A total of 56 volunteers cleared 7,328 pieces of litter off four Berwickshire beaches during Great British Beach Clean week organised by the Marine Conservation Society.
The four beach cleans - at Coldingham, Linkim, Killiedraughts, and Eyemouth - were supervised by the St. Abbs and Eyemouth Voluntary Marine Reserve, the 56 volunteers, which included local cubs and guides, removing 140.15kg of rubbish.
“Linkim shore just south of Coldingham Bay recorded the highest number of litter items removed with 2,917 pieces weighing 41.95kg,” said marine ranger Lyle. “Next was Killiedraughts bay with 2,176 items (85.5kg), Eyemouth beach with 1,381 (12.2kg), and Coldingham with 854 (0.5kg).
“We also attended a community driven beach clean organised by the Burnmouth residents on September 15. It was a great day lending a hand with a driven and enthusiastic group of people.
“Plastic waste was the most frequent litter item across the four beaches surveyed, with 4,517 pieces retrieved representing 61.6% of all rubbish collected over the four days. A quarter of all litter encountered over the four beaches was broken and degraded pieces of plastic ranging between 0.5cm – 50cm, with a total of 1,766 pieces recorded and removed.

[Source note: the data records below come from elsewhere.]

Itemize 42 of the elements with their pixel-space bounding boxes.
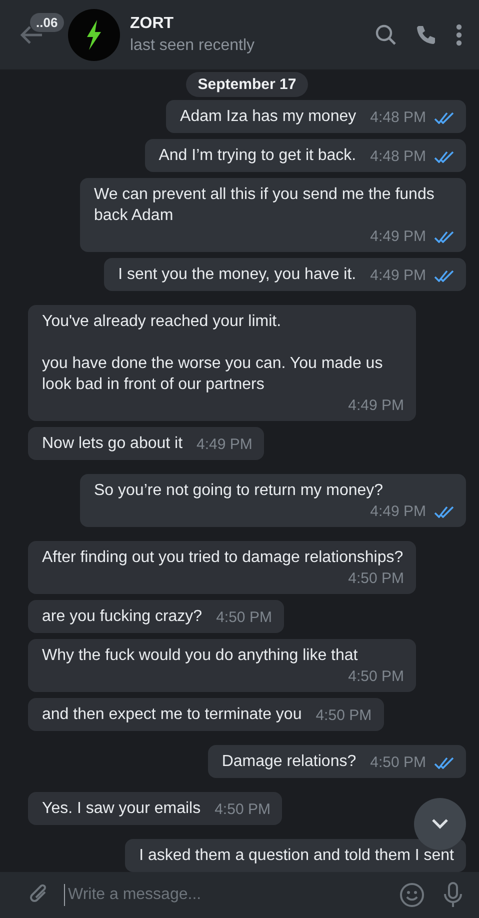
message-time: 4:49 PM xyxy=(370,267,426,285)
date-pill: September 17 xyxy=(186,72,308,97)
message-time: 4:50 PM xyxy=(348,668,404,686)
message-text: So you’re not going to return my money? xyxy=(94,481,384,501)
message-text: We can prevent all this if you send me the funds back Adam xyxy=(94,185,436,226)
message-text: Now lets go about it xyxy=(42,434,183,454)
smiley-icon xyxy=(399,882,425,908)
message-text: Why the fuck would you do anything like that xyxy=(42,646,358,666)
phone-icon xyxy=(415,24,437,46)
message-text: And I’m trying to get it back. xyxy=(158,146,356,166)
message-text: I asked them a question and told them I sent xyxy=(139,846,454,866)
lightning-icon xyxy=(85,20,103,50)
message-input-field[interactable]: Write a message... xyxy=(64,884,385,906)
message-text: Yes. I saw your emails xyxy=(42,799,201,819)
message-time: 4:49 PM xyxy=(348,397,404,415)
message-time: 4:50 PM xyxy=(316,707,372,725)
scroll-down-button[interactable] xyxy=(414,798,466,850)
message-text: are you fucking crazy? xyxy=(42,607,202,627)
chevron-down-icon xyxy=(430,818,450,830)
message-composer[interactable]: Write a message... xyxy=(0,872,479,918)
message-text: Adam Iza has my money xyxy=(180,107,356,127)
message-text: You've already reached your limit. you have done the worse you can. You made us look bad in front of our partners xyxy=(42,312,384,395)
unread-count-badge: ..06 xyxy=(30,12,64,32)
more-icon xyxy=(455,22,463,46)
message-text: and then expect me to terminate you xyxy=(42,705,302,725)
last-seen-status: last seen recently xyxy=(130,36,256,54)
message-time: 4:50 PM xyxy=(348,570,404,588)
message-time: 4:48 PM xyxy=(370,148,426,166)
message-text: After finding out you tried to damage relationships? xyxy=(42,548,404,568)
message-text: I sent you the money, you have it. xyxy=(118,265,356,285)
search-icon xyxy=(375,24,397,46)
message-text: Damage relations? xyxy=(222,752,356,772)
microphone-icon xyxy=(443,881,463,909)
avatar[interactable] xyxy=(68,8,120,60)
message-time: 4:49 PM xyxy=(370,503,426,521)
message-time: 4:50 PM xyxy=(216,609,272,627)
message-time: 4:48 PM xyxy=(370,109,426,127)
message-time: 4:50 PM xyxy=(370,754,426,772)
message-time: 4:49 PM xyxy=(370,228,426,246)
chat-title: ZORT xyxy=(130,14,175,32)
message-time: 4:50 PM xyxy=(214,801,270,819)
message-time: 4:49 PM xyxy=(196,436,252,454)
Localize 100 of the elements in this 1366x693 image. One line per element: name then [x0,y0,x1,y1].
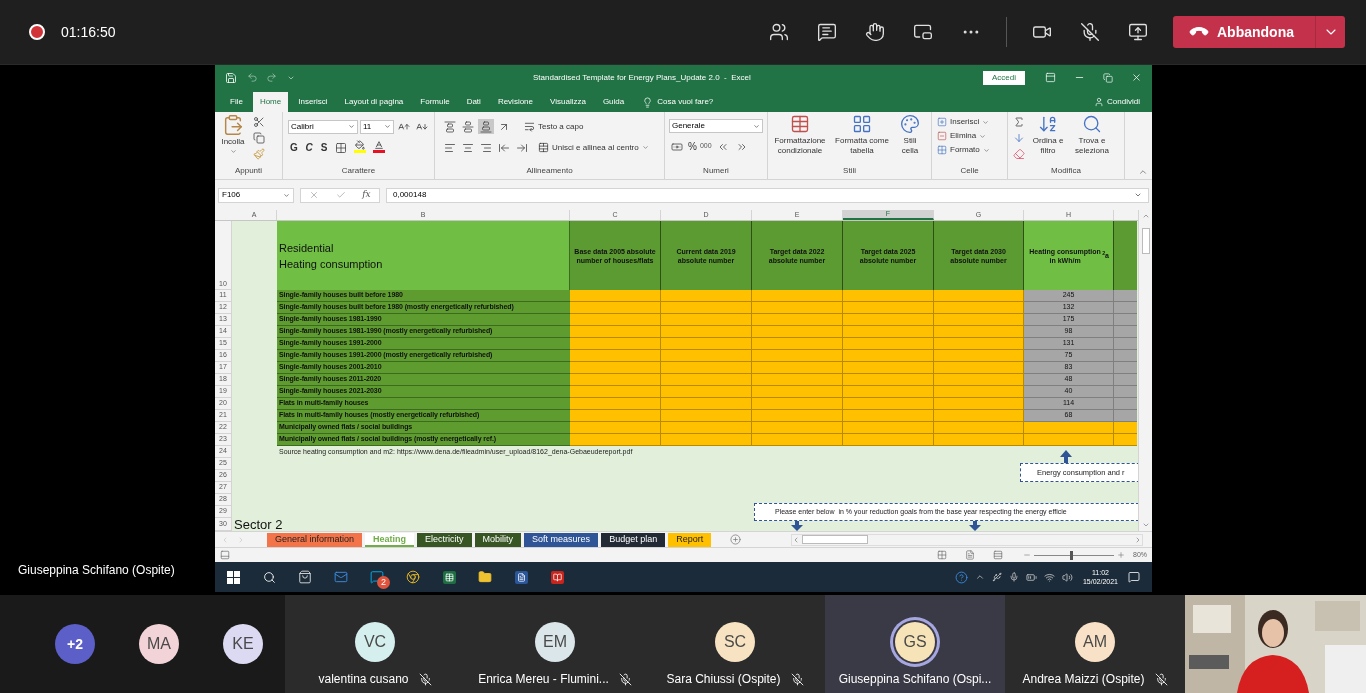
collapse-ribbon-icon[interactable] [1138,167,1148,177]
more-participants[interactable]: +2 [55,624,95,664]
mail-icon[interactable] [334,570,348,584]
input-cell[interactable] [843,362,934,374]
sheet-tab[interactable]: General information [267,532,363,547]
ribbon-tab[interactable]: Guida [595,92,632,112]
sheet-tab[interactable]: Budget plan [601,532,666,547]
function-button[interactable]: fx [362,188,371,202]
save-icon[interactable] [225,71,237,84]
input-cell[interactable] [752,434,843,446]
input-cell[interactable] [752,362,843,374]
input-cell[interactable] [1024,434,1114,446]
page-layout-icon[interactable] [965,550,975,560]
conditional-formatting-button[interactable]: Formattazione condizionale [771,114,829,156]
start-icon[interactable] [226,570,240,584]
input-cell[interactable] [934,350,1024,362]
insert-cells-button[interactable]: Inserisci [937,116,990,128]
notifications-icon[interactable] [1128,571,1140,583]
input-cell[interactable] [661,314,752,326]
input-cell[interactable] [752,338,843,350]
input-cell[interactable] [752,374,843,386]
input-cell[interactable] [661,326,752,338]
input-cell[interactable] [752,410,843,422]
close-icon[interactable] [1131,72,1142,83]
input-cell[interactable] [570,350,661,362]
horizontal-scrollbar[interactable] [791,533,1144,546]
underline-button[interactable]: S [318,140,330,155]
input-cell[interactable] [661,374,752,386]
wrap-text-button[interactable]: Testo a capo [524,120,584,133]
raise-hand-icon[interactable] [865,22,885,42]
wifi-icon[interactable] [1043,571,1055,583]
input-cell[interactable] [934,314,1024,326]
browser-icon[interactable] [406,570,420,584]
input-cell[interactable] [1024,422,1114,434]
input-cell[interactable] [661,350,752,362]
input-cell[interactable] [843,314,934,326]
bold-button[interactable]: G [288,140,300,155]
currency-icon[interactable] [671,140,683,153]
input-cell[interactable] [752,326,843,338]
input-cell[interactable] [843,350,934,362]
input-cell[interactable] [843,386,934,398]
ribbon-tab[interactable]: Home [252,92,289,112]
next-sheet-icon[interactable] [237,535,245,544]
ribbon-tab[interactable]: Visualizza [543,92,593,112]
input-cell[interactable] [843,434,934,446]
fill-color-icon[interactable] [352,140,368,155]
increase-indent-icon[interactable] [516,141,528,154]
cancel-icon[interactable] [309,190,320,200]
zoom-out-icon[interactable] [1023,551,1031,559]
merge-center-button[interactable]: Unisci e allinea al centro [538,141,649,154]
input-cell[interactable] [570,338,661,350]
input-cell[interactable] [843,398,934,410]
ribbon-tab[interactable]: Layout di pagina [337,92,411,112]
chat-icon[interactable] [817,22,837,42]
redo-icon[interactable] [266,72,277,83]
spreadsheet-app-icon[interactable] [442,570,456,584]
input-cell[interactable] [661,290,752,302]
previous-sheet-icon[interactable] [221,535,229,544]
input-cell[interactable] [570,434,661,446]
align-middle-icon[interactable] [462,120,474,133]
tray-icon[interactable] [974,572,985,582]
input-cell[interactable] [843,422,934,434]
input-cell[interactable] [934,410,1024,422]
input-cell[interactable] [843,302,934,314]
input-cell[interactable] [752,314,843,326]
input-cell[interactable] [934,290,1024,302]
input-cell[interactable] [661,386,752,398]
scrollbar-thumb[interactable] [802,535,869,544]
input-cell[interactable] [934,302,1024,314]
input-cell[interactable] [570,326,661,338]
battery-icon[interactable] [1025,571,1037,583]
input-cell[interactable] [570,422,661,434]
add-sheet-icon[interactable] [730,534,742,545]
borders-icon[interactable] [335,141,347,154]
copy-icon[interactable] [253,131,265,144]
ribbon-tab[interactable]: Revisione [490,92,540,112]
paste-button[interactable]: Incolla [218,114,248,155]
number-format-field[interactable]: Generale [669,119,763,133]
autosum-icon[interactable] [1013,115,1025,128]
input-cell[interactable] [570,302,661,314]
input-cell[interactable] [661,302,752,314]
microphone-icon[interactable] [1008,572,1019,582]
undo-icon[interactable] [247,72,258,83]
share-button[interactable]: Condividi [1094,92,1144,112]
font-name-field[interactable]: Calibri [288,119,358,134]
align-top-icon[interactable] [444,120,456,133]
find-select-button[interactable]: Trova e seleziona [1069,114,1115,156]
cut-icon[interactable] [253,115,265,128]
input-cell[interactable] [752,302,843,314]
ribbon-tab[interactable]: Formule [413,92,457,112]
sheet-tab[interactable]: Report [668,532,712,547]
vertical-scrollbar[interactable] [1138,210,1152,531]
input-cell[interactable] [570,290,661,302]
zoom-in-icon[interactable] [1117,551,1125,559]
device-icon[interactable] [991,572,1002,582]
input-cell[interactable] [570,374,661,386]
input-cell[interactable] [934,398,1024,410]
input-cell[interactable] [661,362,752,374]
sign-in-button[interactable]: Accedi [983,70,1025,85]
input-cell[interactable] [843,410,934,422]
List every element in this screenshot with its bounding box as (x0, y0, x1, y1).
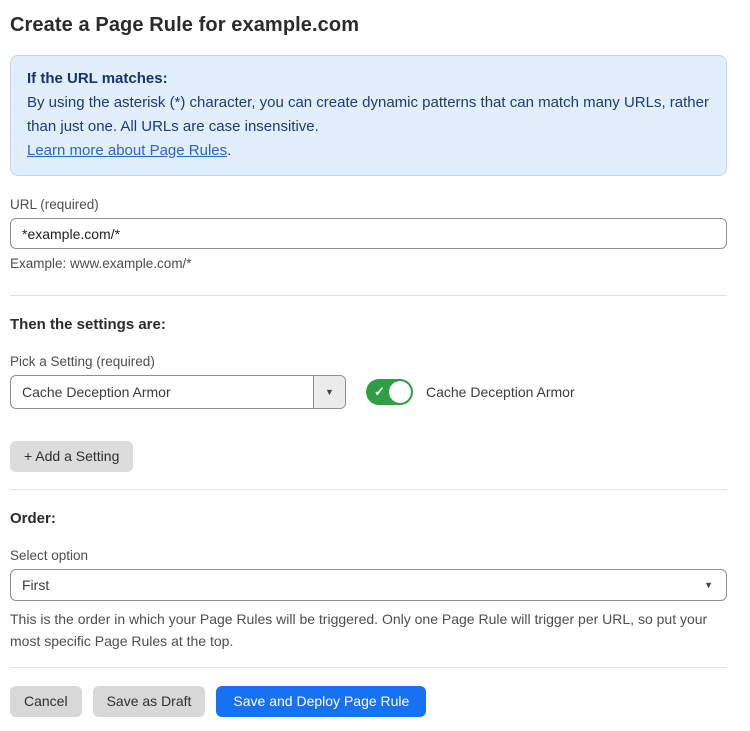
info-box-heading: If the URL matches: (27, 67, 710, 91)
footer-actions: Cancel Save as Draft Save and Deploy Pag… (10, 686, 727, 717)
footer-divider (10, 667, 727, 668)
url-input[interactable] (10, 218, 727, 249)
setting-picker-label: Pick a Setting (required) (10, 354, 727, 369)
cache-deception-armor-toggle[interactable]: ✓ (366, 379, 413, 405)
link-suffix: . (227, 142, 231, 159)
order-section-heading: Order: (10, 510, 727, 527)
toggle-label: Cache Deception Armor (426, 384, 575, 400)
chevron-down-icon: ▼ (325, 387, 334, 397)
add-setting-button[interactable]: + Add a Setting (10, 441, 133, 472)
learn-more-link[interactable]: Learn more about Page Rules (27, 142, 227, 159)
toggle-knob (389, 381, 411, 403)
info-box-link-line: Learn more about Page Rules. (27, 139, 710, 163)
setting-row: Cache Deception Armor ▼ ✓ Cache Deceptio… (10, 375, 727, 409)
setting-select[interactable]: Cache Deception Armor ▼ (10, 375, 346, 409)
url-match-info-box: If the URL matches: By using the asteris… (10, 55, 727, 176)
setting-select-arrow-button[interactable]: ▼ (313, 376, 345, 408)
section-divider (10, 295, 727, 296)
check-icon: ✓ (374, 385, 385, 398)
section-divider (10, 489, 727, 490)
order-helper-text: This is the order in which your Page Rul… (10, 609, 710, 652)
cancel-button[interactable]: Cancel (10, 686, 82, 717)
setting-select-value: Cache Deception Armor (11, 376, 313, 408)
order-select[interactable]: First ▼ (10, 569, 727, 601)
settings-section-heading: Then the settings are: (10, 316, 727, 333)
save-as-draft-button[interactable]: Save as Draft (93, 686, 206, 717)
order-select-label: Select option (10, 548, 727, 563)
save-and-deploy-button[interactable]: Save and Deploy Page Rule (216, 686, 426, 717)
create-page-rule-panel: Create a Page Rule for example.com If th… (0, 0, 750, 731)
url-field-helper: Example: www.example.com/* (10, 256, 727, 271)
page-title: Create a Page Rule for example.com (10, 14, 727, 37)
chevron-down-icon: ▼ (704, 580, 726, 590)
url-field-label: URL (required) (10, 197, 727, 212)
order-select-value: First (11, 577, 704, 593)
info-box-body: By using the asterisk (*) character, you… (27, 91, 710, 139)
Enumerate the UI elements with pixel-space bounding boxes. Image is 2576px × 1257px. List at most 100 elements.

“Plastic pollution remains one of the greatest threats facing the marine environment today, it has serious consequences regarding marine animal health and their survival as it results in animal entanglement by drifting ghost nets, ingestion of toxic fragments, and leads to immuno-suppression.
“MCS beach clean provides data to help lobby governments to alter legislation relating to the manufacturing and application of plastic products in the market place. 25 years of data collected by the MCS has resulted in the 5p charge for plastic carrier bags and the reduction of exfoliating gels containing micro beads made of plastic.
“We would like to thank beach clean funders LEADER, Green Coat, Foundation Scotland, Blue Marine, and Berwickshire & Northumberland Marine Nature Partnership.”